I am looking for a dedicated hosting company.

Rackspace is $425/mo to start, though they do sound excellent.

I found this info, which I wanted to share since it actually quotes the number of visitors at which you want to move to dedicated.

http://www.thehostingnews.com/secart18.html

If you simply have a brochure-ware web site, then virtual hosting is for you. When you have a site that is more than a brochure whether you are selling something on the Internet, or you have a very popular site and you get more and more traffic a shared site may not be able to keep up with that. If your site has a number of visitors in the low-thousands per day, you probably want to think about getting a dedicated server.

Another reason revolves around security. Whether you have data that you really want to protect, or if you happen to have a high-profile site that is a target of hackers, dedicated is preferable. Typically sites on a shared environment are less secure for a variety of reasons. So as you start to get more and more serious about security, the dedicated environment makes more sense for you.

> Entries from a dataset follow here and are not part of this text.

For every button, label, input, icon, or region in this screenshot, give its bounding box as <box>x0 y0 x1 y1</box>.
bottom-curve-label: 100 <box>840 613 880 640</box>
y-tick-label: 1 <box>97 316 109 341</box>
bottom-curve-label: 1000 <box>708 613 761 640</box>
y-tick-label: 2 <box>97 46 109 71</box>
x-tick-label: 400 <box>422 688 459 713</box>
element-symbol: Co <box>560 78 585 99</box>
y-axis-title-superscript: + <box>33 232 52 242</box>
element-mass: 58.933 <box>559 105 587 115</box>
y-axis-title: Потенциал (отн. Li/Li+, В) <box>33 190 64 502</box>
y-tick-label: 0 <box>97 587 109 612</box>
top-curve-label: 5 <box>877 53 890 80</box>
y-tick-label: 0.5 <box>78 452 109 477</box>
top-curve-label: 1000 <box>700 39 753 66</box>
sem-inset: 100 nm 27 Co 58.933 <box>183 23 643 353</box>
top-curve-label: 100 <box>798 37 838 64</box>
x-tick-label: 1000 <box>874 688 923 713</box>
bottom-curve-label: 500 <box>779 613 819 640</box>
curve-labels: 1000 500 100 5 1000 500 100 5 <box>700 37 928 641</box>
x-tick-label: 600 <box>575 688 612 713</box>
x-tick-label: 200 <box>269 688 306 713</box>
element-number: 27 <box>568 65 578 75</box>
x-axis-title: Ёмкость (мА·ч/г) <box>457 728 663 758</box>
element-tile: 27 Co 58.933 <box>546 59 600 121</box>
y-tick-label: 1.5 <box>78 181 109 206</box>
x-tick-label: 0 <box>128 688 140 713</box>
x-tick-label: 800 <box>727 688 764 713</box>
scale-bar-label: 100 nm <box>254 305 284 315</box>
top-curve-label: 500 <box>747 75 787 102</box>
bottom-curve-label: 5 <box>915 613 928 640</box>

Additionally, when you're in a shared environment you are in many ways at the mercy of all the other customers in that shared environment. So if there's another customer on that box that's doing something bad - that may be using up all the resources of that server your customers and your site is effected by that.

Comments

mwu’s picture

has anyone tried godaddy hosting?
shared
dedicated
virtual dedicated

1 bad review of godaddy
http://www.sitepoint.com/forums/showthread.php?t=286277
2004
this is where the problems start
they set my account to only handle 1 domain through plesk
they tell me to contact plesk, plesk tells me to contact them
eventually it's fixed
and all is well

they don't have a toll free hosting number
so i have to keep spending money calling them long distance
tech support tells me to call advanced tech support
advanced tech support tells me i need to talk to a higher level support who doesn't have a number

from here it just keeps getting ridiculous
i asked for the server's filepath so i could import my mysql databases
i was told to google it
i was put on hold for 15 minute intervals
i was transfered all over the place

http://www.sitepoint.com/forums/showpost.php?s=4fba791192723ee62706480d1...
a favorable review from 2006

mwu’s picture

a story about a dedicted account that ran slower than shared
from sitepoint
company B: Several people were running on a shared hosting account with relatively busy forums. The company introduced new offers for dedicated machines, it cost about twice as much (for comparable space/traffic etc), but you didn't have to compete with resources. The people that switched were pretty unhappy - for their kind of site the dedicated packs were underpowered. So even though they were paying twice as much as before, they were getting less performance. The reason as it turned out, is that the company is very lenient on their shared accounts and leaves plent of room on the big machines they use for shared hosting. Might have to do with the fact that they had just moved to a much bigger data center and (probably) bought a lot of very powered machines. In fact I know someone with a busy forum and ~ 1M Pageviews/month that is still using their cheapest shared hosting package with php and a database.
http://www.sitepoint.com/forums/showthread.php?s=4fba791192723ee62706480...

mwu’s picture

vps not good if you have bottlenecks.
vps is good for security
Only if you need the root access to the machine for flexibility reasons. If resources (like cpu, memory, disk i/o) are the bottlenecks I doubt people will be happy with a VPS.

mwu’s picture

westhost had a vps bug with base url and google.
but they openly admitted it and solved it.
(unlike site5, which has been removing complaints from its forums)
http://forums.westhost.com/showthread.php?t=9033

http://my.execpc.com/~keithp/bdlogwh.htm
a bad experience

I then signed up with WestHost ($8.95/mo). Don't believe their claims of "24/7 technical support" or "99.9% uptime". In the first month my site went down twice. The first instance was like the above, where the server did not respond to http requests but I could ftp into it. The second time it went down completely. (They claimed it was a router problem on the back-bone, but my site didn't receive any hits from anywhere. If it was a back-bone problem a lot more sites than just mine would have been down and it wouldn't have taken over 6 hours to discover/resolve it.) My site went down around 10 pm, I discovered it around 12:30 am and promptly sent an e-mail to their "24/7 e-mail technical support" address. I did not receive a response until 6:35 am and my site as not back up until 7 am. My first outage was not as long, but in another way was much worse. I had spent the entire weekend e-mailing organizations asking them to take a look at my site. When most of them opened up their e-mail Monday morning and clicked on the link in the e-mail message they got a "server is not responding" error. An entire weekend's worth of work down the drain. My site had gone down at 3:30 am and they knew nothing about it until I e-mailed them at 8:30 am. It then took them another hour to get the site up and running. Again, all this within the first 30 days.